Seul l’antagoniste, Kurt Hendricks aka Cobalt, qui est probablement le plus mauvais de toute la saga, est parfaitement sous-développé et sous-utilisé, réduit à quelques apparitions, mené par une vague ambition, réduite à néant avec un suicide qui tombe à plat vu le peu d'engagement envers lui, le pauvre Michael Nyqvist n’avait pas grand chose à démontrer.
Les cameos de Ving Rhames et Michelle Monaghan en fin de récit sont sympas.

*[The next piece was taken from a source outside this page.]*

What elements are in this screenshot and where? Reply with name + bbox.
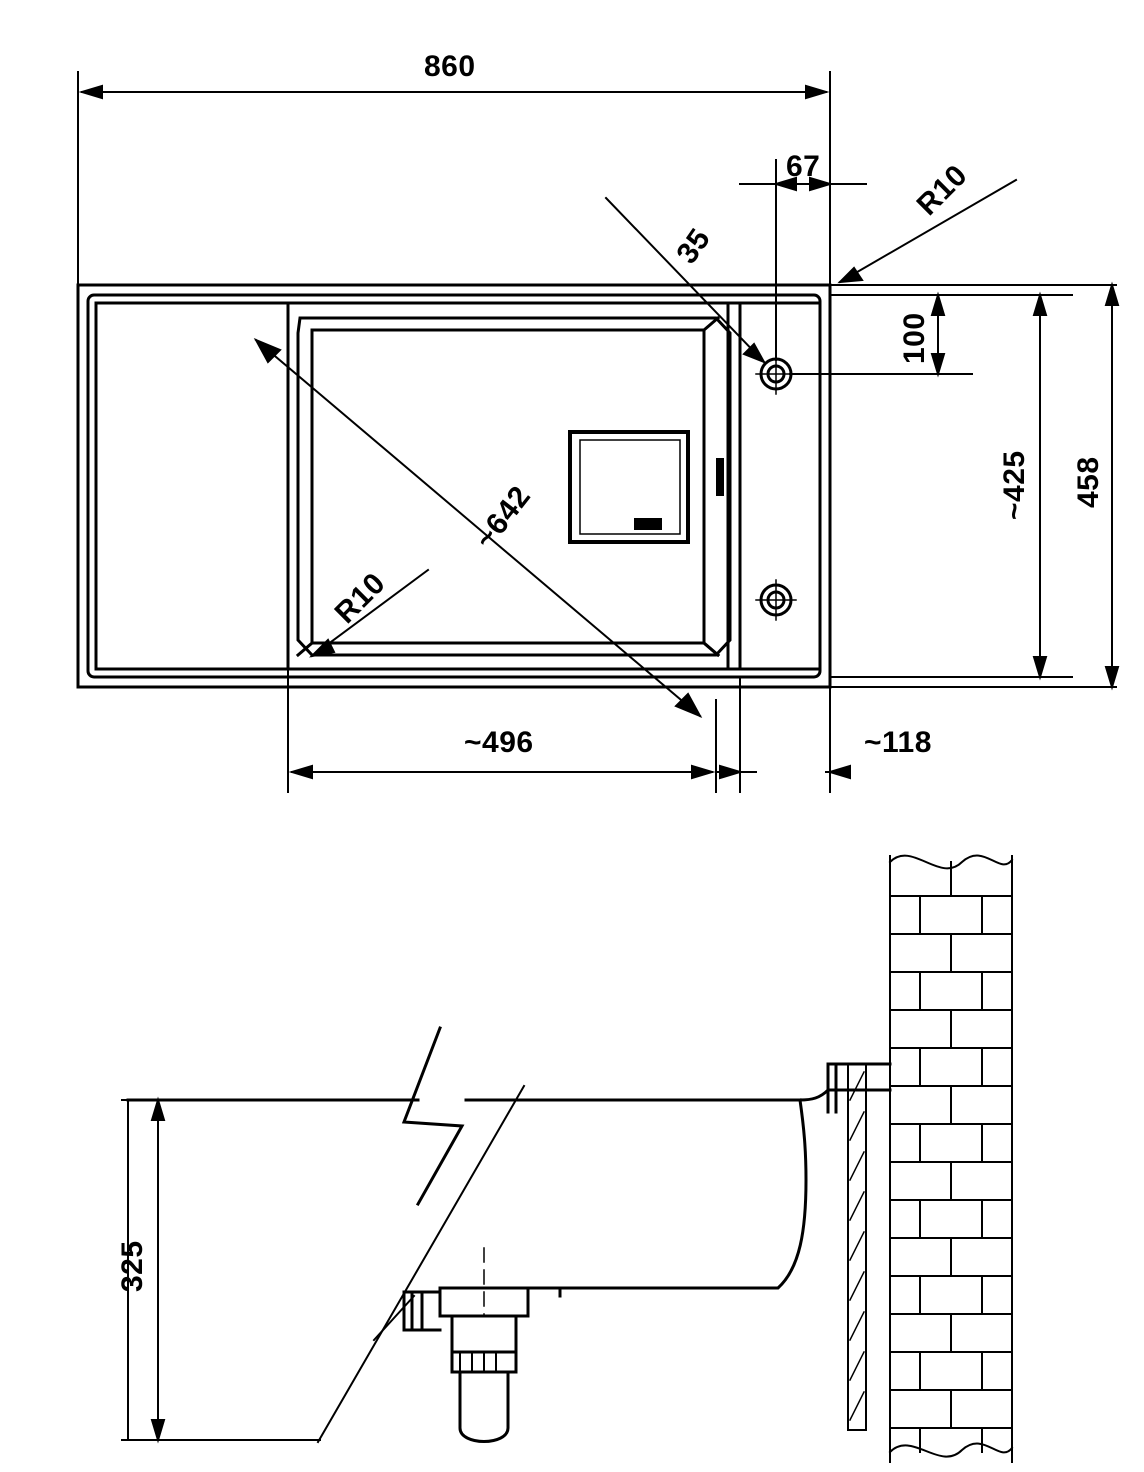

Brad Bird et ses scénaristes vont s’amuser clairement avec le genre et la formule des Mission Impossible. De Ethan Hunt qui frappe le téléphone car l'autodestruction ne se lance pas, à la moquerie de Luther sur le « Mission accomplished ! » du héros, en passant par toute la technologie qui déraille (causant quelques fois la mort comme dans l’introduction), le film prend régulièrement une petite distance. Simon Pegg est plus clairement affirmé comme emblème de la légèreté au cours du film, mettant une dynamique typique de blockbuster qui alterne entre sérieux et humour, tout en gardant le bonne équilibre.

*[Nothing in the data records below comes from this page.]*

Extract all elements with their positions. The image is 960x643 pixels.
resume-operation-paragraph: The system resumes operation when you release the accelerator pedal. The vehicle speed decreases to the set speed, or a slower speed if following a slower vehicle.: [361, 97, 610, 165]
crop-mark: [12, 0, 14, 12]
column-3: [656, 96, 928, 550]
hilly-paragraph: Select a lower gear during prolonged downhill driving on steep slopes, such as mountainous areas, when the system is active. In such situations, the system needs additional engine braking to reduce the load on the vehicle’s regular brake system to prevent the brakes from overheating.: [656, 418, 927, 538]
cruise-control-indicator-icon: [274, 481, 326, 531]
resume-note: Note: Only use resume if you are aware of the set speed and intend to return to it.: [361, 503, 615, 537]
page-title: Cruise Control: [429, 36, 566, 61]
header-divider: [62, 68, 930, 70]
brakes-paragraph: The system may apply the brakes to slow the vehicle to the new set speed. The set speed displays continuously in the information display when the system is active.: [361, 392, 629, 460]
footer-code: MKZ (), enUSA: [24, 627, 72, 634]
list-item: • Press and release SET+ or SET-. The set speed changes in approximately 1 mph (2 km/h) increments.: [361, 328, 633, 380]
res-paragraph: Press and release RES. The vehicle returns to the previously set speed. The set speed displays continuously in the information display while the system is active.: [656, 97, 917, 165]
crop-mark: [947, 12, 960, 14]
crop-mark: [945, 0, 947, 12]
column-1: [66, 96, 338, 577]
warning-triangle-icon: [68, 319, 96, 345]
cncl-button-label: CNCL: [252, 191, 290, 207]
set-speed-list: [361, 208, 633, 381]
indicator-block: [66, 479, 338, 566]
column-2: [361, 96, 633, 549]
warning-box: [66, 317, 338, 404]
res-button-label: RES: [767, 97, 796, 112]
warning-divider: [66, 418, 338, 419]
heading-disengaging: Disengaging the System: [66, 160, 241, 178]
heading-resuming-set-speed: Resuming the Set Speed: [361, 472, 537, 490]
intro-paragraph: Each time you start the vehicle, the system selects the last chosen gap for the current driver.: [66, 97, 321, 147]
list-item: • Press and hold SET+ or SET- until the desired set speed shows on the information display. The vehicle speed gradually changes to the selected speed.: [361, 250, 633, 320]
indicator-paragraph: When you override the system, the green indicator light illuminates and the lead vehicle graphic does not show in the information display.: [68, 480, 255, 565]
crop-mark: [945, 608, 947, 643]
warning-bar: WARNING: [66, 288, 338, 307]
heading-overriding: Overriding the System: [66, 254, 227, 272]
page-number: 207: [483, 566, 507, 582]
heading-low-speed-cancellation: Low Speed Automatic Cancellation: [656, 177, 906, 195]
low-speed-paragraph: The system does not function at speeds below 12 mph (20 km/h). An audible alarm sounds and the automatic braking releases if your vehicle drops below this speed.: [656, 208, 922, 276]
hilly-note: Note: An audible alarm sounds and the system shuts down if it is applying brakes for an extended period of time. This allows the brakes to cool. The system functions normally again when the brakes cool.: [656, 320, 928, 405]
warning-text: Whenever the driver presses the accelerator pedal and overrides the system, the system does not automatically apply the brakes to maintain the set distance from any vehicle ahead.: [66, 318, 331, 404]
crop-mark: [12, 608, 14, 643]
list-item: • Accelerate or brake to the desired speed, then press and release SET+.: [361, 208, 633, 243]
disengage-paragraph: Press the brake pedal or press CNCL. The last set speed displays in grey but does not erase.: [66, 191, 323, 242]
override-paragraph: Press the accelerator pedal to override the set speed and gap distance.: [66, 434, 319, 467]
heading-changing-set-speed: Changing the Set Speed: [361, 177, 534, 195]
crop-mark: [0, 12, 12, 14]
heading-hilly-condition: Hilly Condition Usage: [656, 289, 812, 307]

Le film se place du point de vue des manipulateurs pour mieux jouir de voir les plans des héros contrariés. Le scénario y prépare, lâchant dans la nature une poignée d’agents survivants, désavoués et livrés à eux-mêmes, condamnés à dresser des plans d’urgence sans jamais pouvoir se débarrasser du facteur hasard. De fait, aucune des opérations qu’ils conçoivent n’a de résultat satisfaisant : gadgets, coups de bluff, anticipation psychologique et efforts physiques se heurtent systématiquement à la réalité du terrain, à l’inévitable approximation de la technologie comme de l’humain, laissant un passage béant pour l’inconnu, fût-ce un incident météorologique local. De la planification, les héros sont toujours ramenés à l’improvisation, à lutter avec leur propre corps et leur propre esprit pour survivre et garder l’espoir pour la suite. C’est dans ces moments-là que le réalisateur s’avère bien être l’homme de la situation : pas seulement parce qu’il affectionne les pastiches, mais aussi pour son sens plastique se nourrissant à merveille des courses-poursuites semées d’obstacles et des luttes d’êtres dérisoires face à l’immensité.

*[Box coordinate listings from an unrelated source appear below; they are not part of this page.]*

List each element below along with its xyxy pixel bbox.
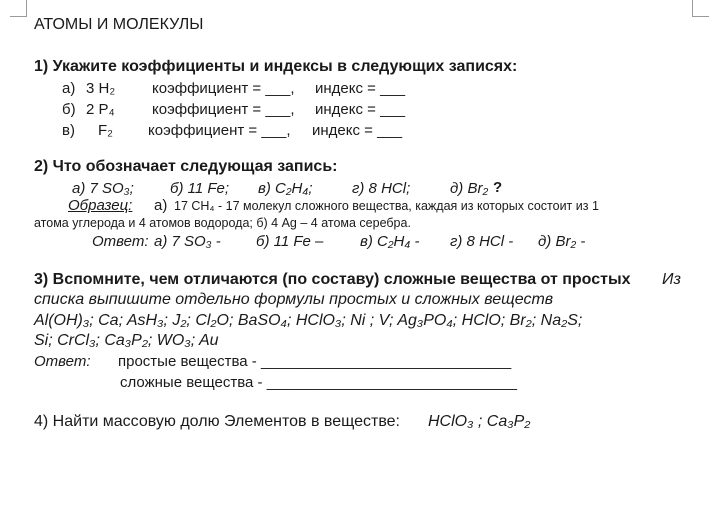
q2-item-b: б) 11 Fe; bbox=[170, 180, 230, 197]
q2-sample-a-letter: а) bbox=[154, 197, 168, 214]
q2-item-e: д) Br₂ bbox=[450, 180, 489, 197]
q2-item-a: а) 7 SO₃; bbox=[72, 180, 134, 197]
q1-heading: 1) Укажите коэффициенты и индексы в следующих записях: bbox=[34, 58, 518, 75]
q2-item-d: г) 8 HCl; bbox=[352, 180, 411, 197]
q3-answer-label: Ответ: bbox=[34, 353, 91, 370]
q2-item-c: в) C₂H₄; bbox=[258, 180, 313, 197]
q1-row-a-index: индекс = ___ bbox=[315, 80, 406, 97]
q2-answer-label: Ответ: bbox=[92, 233, 149, 250]
q2-sample-label: Образец: bbox=[68, 197, 133, 214]
q3-instruction-b: списка выпишите отдельно формулы простых и сложных веществ bbox=[34, 291, 554, 308]
q2-answer-b: б) 11 Fe – bbox=[256, 233, 324, 250]
q2-sample-a-text: 17 CH₄ - 17 молекул сложного вещества, каждая из которых состоит из 1 bbox=[174, 199, 599, 213]
q2-heading: 2) Что обозначает следующая запись: bbox=[34, 158, 338, 175]
q2-question-mark: ? bbox=[493, 179, 503, 196]
q3-complex-substances: сложные вещества - ______________________________ bbox=[120, 374, 517, 391]
q1-row-b-letter: б) bbox=[62, 101, 76, 118]
q4-text: 4) Найти массовую долю Элементов в веществе: bbox=[34, 413, 400, 430]
q3-formulas-line-1: Al(OH)₃; Ca; AsH₃; J₂; Cl₂O; BaSO₄; HClO₃; Ni ; V; Ag₃PO₄; HClO; Br₂; Na₂S; bbox=[34, 312, 583, 329]
q3-heading: 3) Вспомните, чем отличаются (по составу) сложные вещества от простых bbox=[34, 271, 631, 288]
q1-row-a-coef: коэффициент = ___, bbox=[152, 80, 295, 97]
q1-row-a-formula: 3 H₂ bbox=[86, 80, 116, 97]
q1-row-b-index: индекс = ___ bbox=[315, 101, 406, 118]
page-title: АТОМЫ И МОЛЕКУЛЫ bbox=[34, 16, 204, 33]
q2-sample-b-text: атома углерода и 4 атомов водорода; б) 4 Ag – 4 атома серебра. bbox=[34, 216, 411, 230]
q3-formulas-line-2: Si; CrCl₃; Ca₃P₂; WO₃; Au bbox=[34, 332, 219, 349]
q2-answer-a: а) 7 SO₃ - bbox=[154, 233, 221, 250]
page-corner-mark-left bbox=[10, 0, 27, 17]
q3-instruction-a: Из bbox=[662, 271, 681, 288]
q1-row-b-coef: коэффициент = ___, bbox=[152, 101, 295, 118]
q1-row-c-formula: F₂ bbox=[98, 122, 113, 139]
q2-answer-c: в) C₂H₄ - bbox=[360, 233, 420, 250]
q1-row-c-coef: коэффициент = ___, bbox=[148, 122, 291, 139]
q1-row-c-index: индекс = ___ bbox=[312, 122, 403, 139]
page-corner-mark-right bbox=[692, 0, 709, 17]
q1-row-a-letter: а) bbox=[62, 80, 76, 97]
q1-row-c-letter: в) bbox=[62, 122, 75, 139]
q3-simple-substances: простые вещества - ______________________________ bbox=[118, 353, 512, 370]
q4-formulas: HClO₃ ; Ca₃P₂ bbox=[428, 413, 531, 430]
q1-row-b-formula: 2 P₄ bbox=[86, 101, 115, 118]
q2-answer-e: д) Br₂ - bbox=[538, 233, 586, 250]
q2-answer-d: г) 8 HCl - bbox=[450, 233, 514, 250]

Le film impose aussi ce qui deviendra la marque de fabrique ultime de la série par la suite : la grande cascade de fou furieux, centrale dans le film et la promo. Ici, c'est l'ascension de la tour Burj Khalifa à Dubaï. Tom Cruise est de la vieille école, et pour contrer le Hollywood des fonds verts, il met largement en avant ses capacités physiques. Pas de doublure donc, c'est bien lui qui gravit la tour la plus haute du monde. Avec des câbles certes, effacés en post-production, mais tout de même, l'acteur quinquagénaire n'a pas peur de défendre sa place dans l'arène hollywoodienne, quitte à en faire des tonnes lors de la promo.
Alors certes, Mission Impossible : Ghost Protocol n’a plus vraiment la puissance réflexive offerte à ses débuts et ses personnages sont plus que jamais ramenés à des figurines malmenées (et c’est encore plus vrai pour les méchants). Mais ces figurines n’en luttent pas moins pour leur survit, sommés d’interrompre l’exécution de leur script originel face à l’imprévisible, devenant corps souffrants, cherchant de toute urgence une issue, une existence. Le film arrive donc à s’approprier une certaine identité, fût-elle éloignée de son héritage.